Peng, ex-campeã de duplas em Wimbledon e no Aberto da França, estava fora dos olhos do público desde 2 de novembro de 2021, quando escreveu uma postagem na mídia social, mais tarde excluída, acusando o ex-vice-premiê chinês Zhang Gaoli de má conduta sexual.

Nos Estados Unidos e na Europa, esses momentos de coragem de mulheres de destaque criaram um ímpeto para denunciar os perpetradores de assédio e agressão sexual e dar voz aos injustiçados. Mas, no contexto político da atual República Popular da China (RPC) – um país que controla rigidamente as narrativas políticas dentro e fora de suas fronteiras – algo mais aconteceu. Peng foi aparentemente silenciada; sua alegação, enquadrada no movimento #MeToo, foi censurada quase imediatamente após ter sido feita.

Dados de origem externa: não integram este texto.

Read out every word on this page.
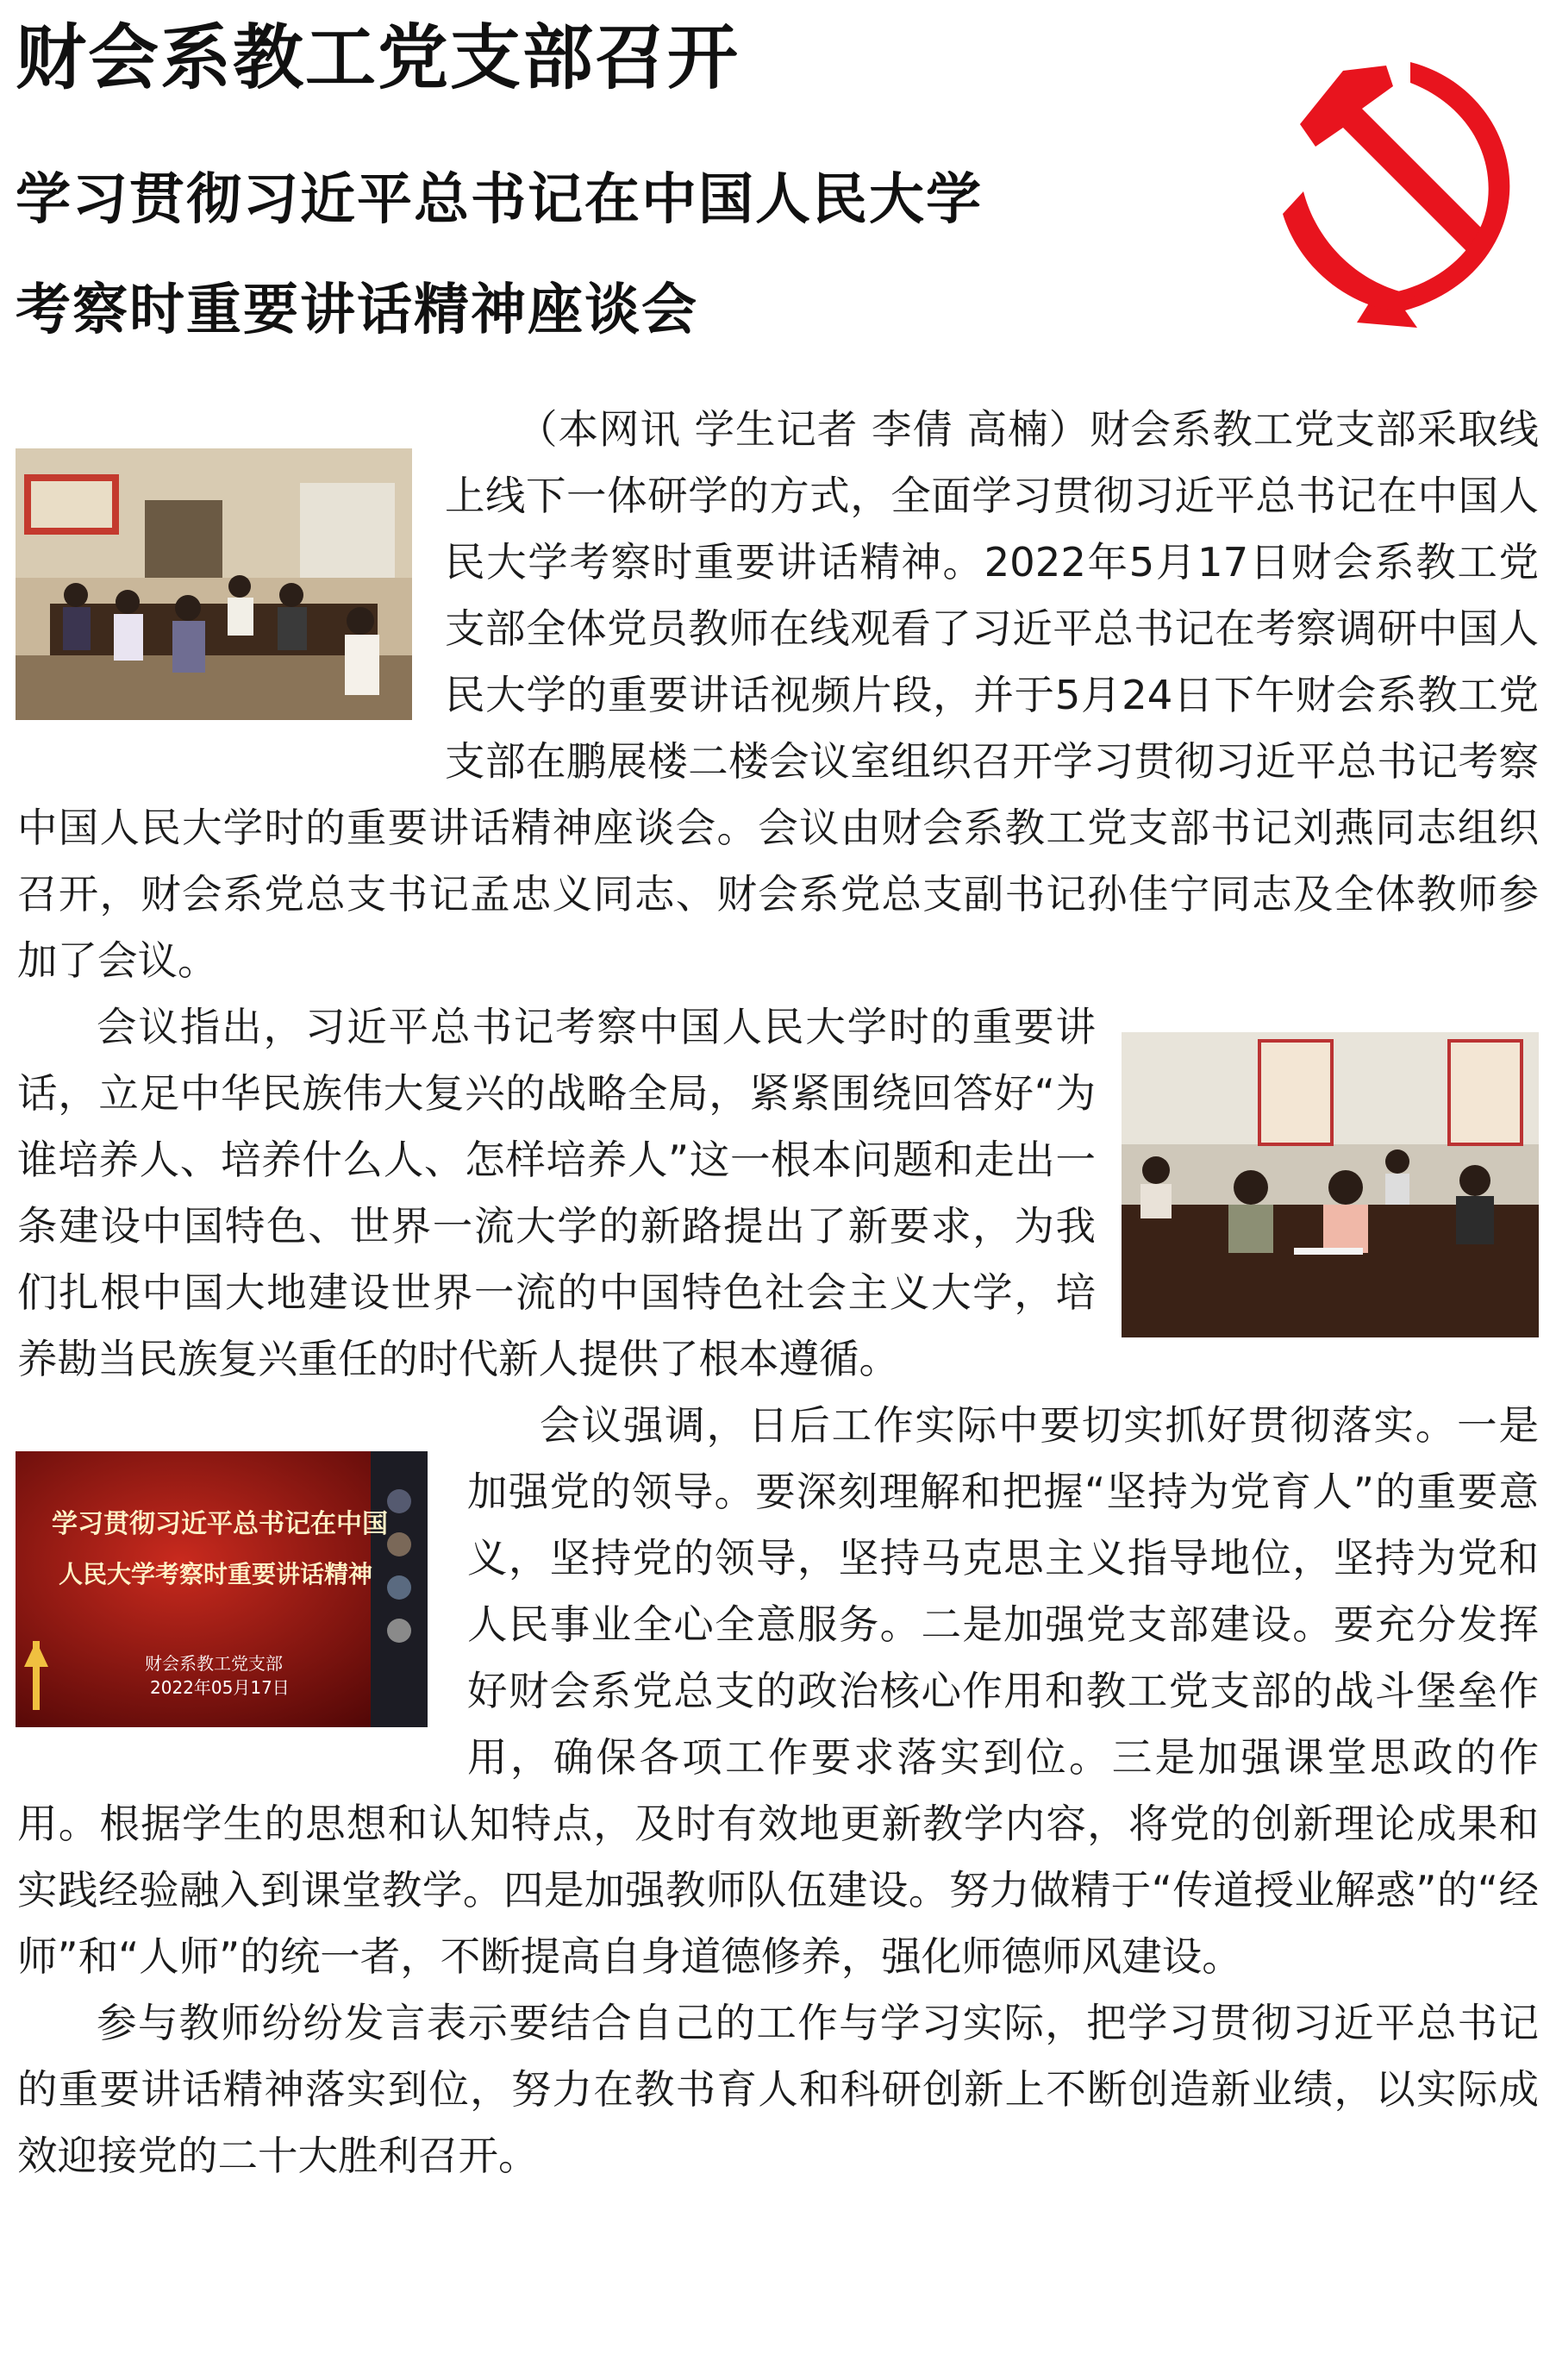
财会系教工党支部召开
学习贯彻习近平总书记在中国人民大学
考察时重要讲话精神座谈会

（本网讯 学生记者 李倩 高楠）财会系教工党支部采取线上线下一体研学的方式，全面学习贯彻习近平总书记在中国人民大学考察时重要讲话精神。2022年5月17日财会系教工党支部全体党员教师在线观看了习近平总书记在考察调研中国人民大学的重要讲话视频片段，并于5月24日下午财会系教工党支部在鹏展楼二楼会议室组织召开学习贯彻习近平总书记考察中国人民大学时的重要讲话精神座谈会。会议由财会系教工党支部书记刘燕同志组织召开，财会系党总支书记孟忠义同志、财会系党总支副书记孙佳宁同志及全体教师参加了会议。

会议指出，习近平总书记考察中国人民大学时的重要讲话，立足中华民族伟大复兴的战略全局，紧紧围绕回答好“为谁培养人、培养什么人、怎样培养人”这一根本问题和走出一条建设中国特色、世界一流大学的新路提出了新要求，为我们扎根中国大地建设世界一流的中国特色社会主义大学，培养勘当民族复兴重任的时代新人提供了根本遵循。

学习贯彻习近平总书记在中国
人民大学考察时重要讲话精神
财会系教工党支部
2022年05月17日

会议强调，日后工作实际中要切实抓好贯彻落实。一是加强党的领导。要深刻理解和把握“坚持为党育人”的重要意义，坚持党的领导，坚持马克思主义指导地位，坚持为党和人民事业全心全意服务。二是加强党支部建设。要充分发挥好财会系党总支的政治核心作用和教工党支部的战斗堡垒作用，确保各项工作要求落实到位。三是加强课堂思政的作用。根据学生的思想和认知特点，及时有效地更新教学内容，将党的创新理论成果和实践经验融入到课堂教学。四是加强教师队伍建设。努力做精于“传道授业解惑”的“经师”和“人师”的统一者，不断提高自身道德修养，强化师德师风建设。

参与教师纷纷发言表示要结合自己的工作与学习实际，把学习贯彻习近平总书记的重要讲话精神落实到位，努力在教书育人和科研创新上不断创造新业绩，以实际成效迎接党的二十大胜利召开。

Como estudiosos da cultura jurídica chinesa que viram a nação se tornar cada vez mais repressiva sob o governo de Xi Jinping, acreditamos que o misterioso desaparecimento – e breve reaparecimento – de Peng deve ser visto dentro de um contexto sociolegal mais amplo. O episódio mostra que, quando apresentado a um potencial momento #MeToo relevante, Beijing está preparada para violar seus próprios princípios legais e responder com uma operação controlada pela mídia estatal com o objetivo de refrear qualquer desafio à autoridade do PCC (Partido Comunista Chinês).

Peng Shuai, tenista chinesa (Foto: Wikimedia Commons)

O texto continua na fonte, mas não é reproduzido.